Je me suis assuré de l'exactitude des faits énoncés dans la supplique ci-inclus relativement aux nouvelles poursuites exercées contre les réclamants par le sieur Denis du Porzou, en vertu d'un arrêt de la Cour d'Appel de Rennes du 15 mai 1800 qui a faussement supposé un conflit d'attribution entre l'autorité judiciaire et l'autorité administrative sur l'interprétation du décret impérial du 23 avril 1807 tandis qu'il n'en existait aucun, ayant déclaré d'une manière positive que mon arrêté du 11 septembre 1807 ne faisait point d'obstacle à ce que le tribunal de Guingamp statuât sur les demandes formées contre le sieur Denis du Porzou par les anciens débiteurs des deux rentes dont il s'agit. Ce n'est pas seulement pour les frais adjugés dans l'arrêt du 15 mai 1809 que ces pauvres cultivateurs sont recherchés aujourd'hui avec outrance de la part du sieur du Porzou mais au payement d'une somme de 10.205 francs pour prétendues pertes et des dommages-intérêts allégués sous prétexte des actions qu'ils avaient intentées afin d'avoir l'entière disposition des biens sur lesquels étaient hypothéquées les rentes remboursées en l'an III et d'être indemnisés de leur jouissance ainsi que la privation du bénéfice des rachats depuis l'époque du versement des fonds dans la caisse du séquestre.

La position de ces particuliers est vraiment affligeante et il m'a paru bien prouvé qu'ils sont victimes de la chicane la plus outrée et la plus astucieuse.

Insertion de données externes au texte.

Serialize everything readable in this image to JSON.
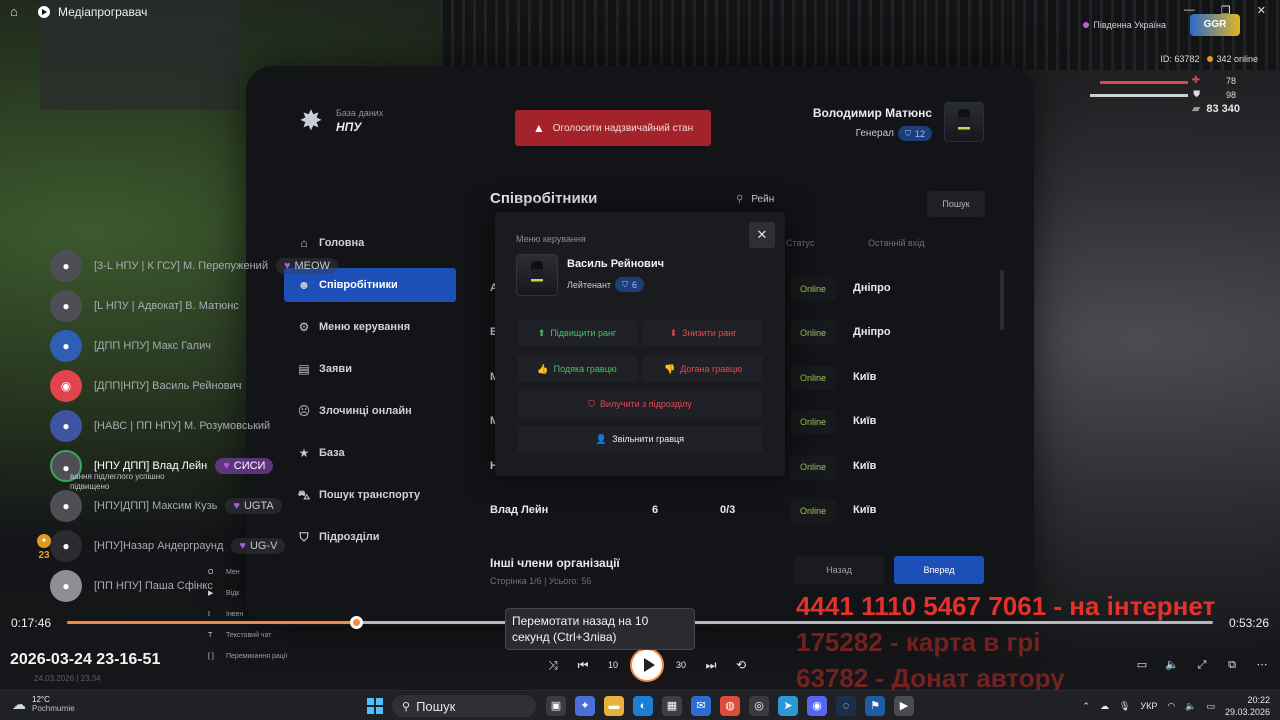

Comme ils sont menacés d'une ruine totale dans l'état actuel des choses, où le défaut d'interprétation suffisante du décret impérial du 23 avril 1807, j'ose vous recommander leur pétition sur l'opposition des enfants du sieur Denis du Porzou, dont vous m'avez donné avis le 17 juin 1808, et sur les réponses de leurs parties adverses que j'ai eu l'honneur de vous transmettre le 27 juillet même année.

Plusieurs acquéreurs de biens nationaux qui avaient été dépouillés de leur adjudication sous divers prétextes doivent leur réintégration à la sollicitude paternelle du gouvernement ; les sieurs Le Goff et Etienne peuvent, sans doute, espérer la même justice, d'autant qu'ils ont été spoliés d'une manière très criante et qu'ils méritent la juste protection de l'autorité suprême contre de nouvelles vexations (Léon DUBREUIL. Les vicissitudes du domaine congéable en Basse-Bretagne à l'époque de la Révolution, Tome I, pages 320 à 330).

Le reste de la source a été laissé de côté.